Justify list of reservations

In addition to these recommendations, the Committee concluded:

  • Discussions which are ongoing between the Wales Office and the Welsh Government on the draft Bill should have concluded prior to its publication.
  • A more hands-on approach from the Wales Office in helping Whitehall departments to draw up the list of reservations would have been preferable, with clearer guidance produced. Additionally, each department should have been asked to consult widely and then be challenged as to what they were and were not proposing should go on the list of reservations.

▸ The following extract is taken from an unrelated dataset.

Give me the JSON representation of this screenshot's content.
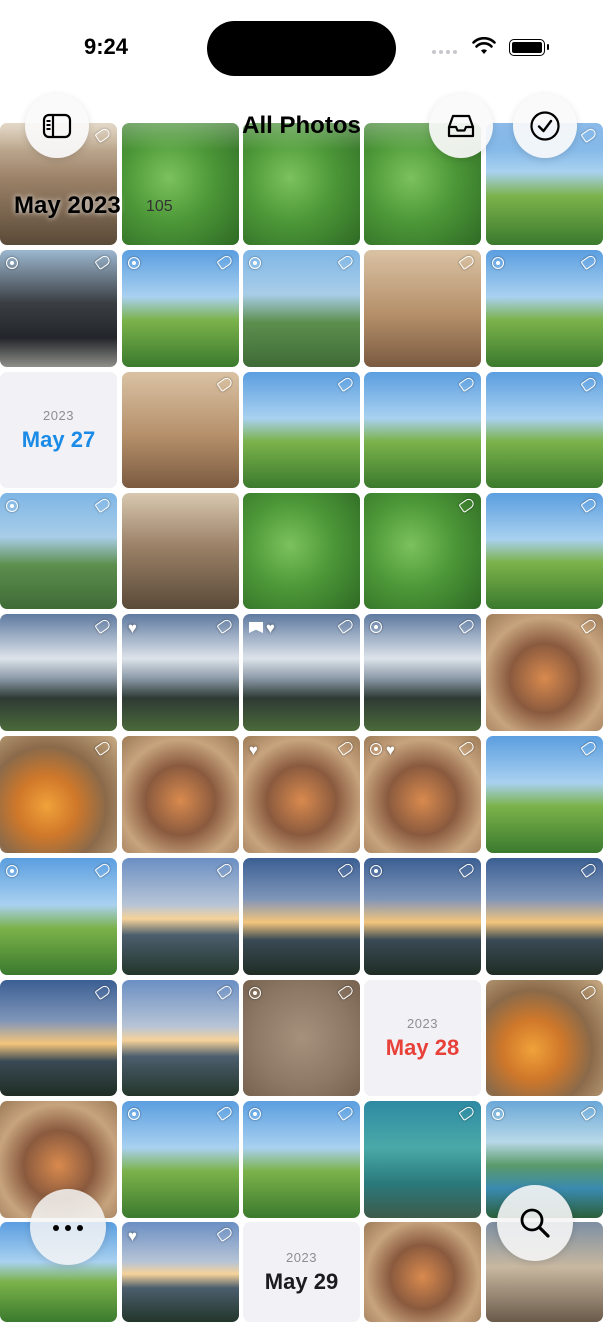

  • It is important that the list of reservations is justifiable as a whole, so as to satisfy the National Assembly of Wales, which will be asked to pass a Legislative Consent Motion for the Bill. Each subject will also have to be individually justifiable as they will be scrutinised during the Bill's passage. This pre-legislative process will have kick-started that process, which should help overcome these future challenges.
  • The inclusion of the ‘necessity test’ in the Bill will cause difficulties and is the wrong test. Its application is uncertain but it risks creating too high a threshold for the Assembly to reach before it can legislate
  • The National Assembly needs clarity about which public bodies it can legislate for. We recommend that the UK and Welsh Governments offer indicative lists of bodies which they consider that the National Assembly can legislate for. The aim should be to produce an agreed list alongside the Bill, which can be used as a guide, and can help to avoid future disagreement.
  • The announcement, that the power to set rates of income tax to be paid by Welsh taxpayers would be devolved without requiring a referendum, was a key change in policy. We regret the fact that due to the timing of that announcement, the Committee did not have the opportunity to properly scrutinise this.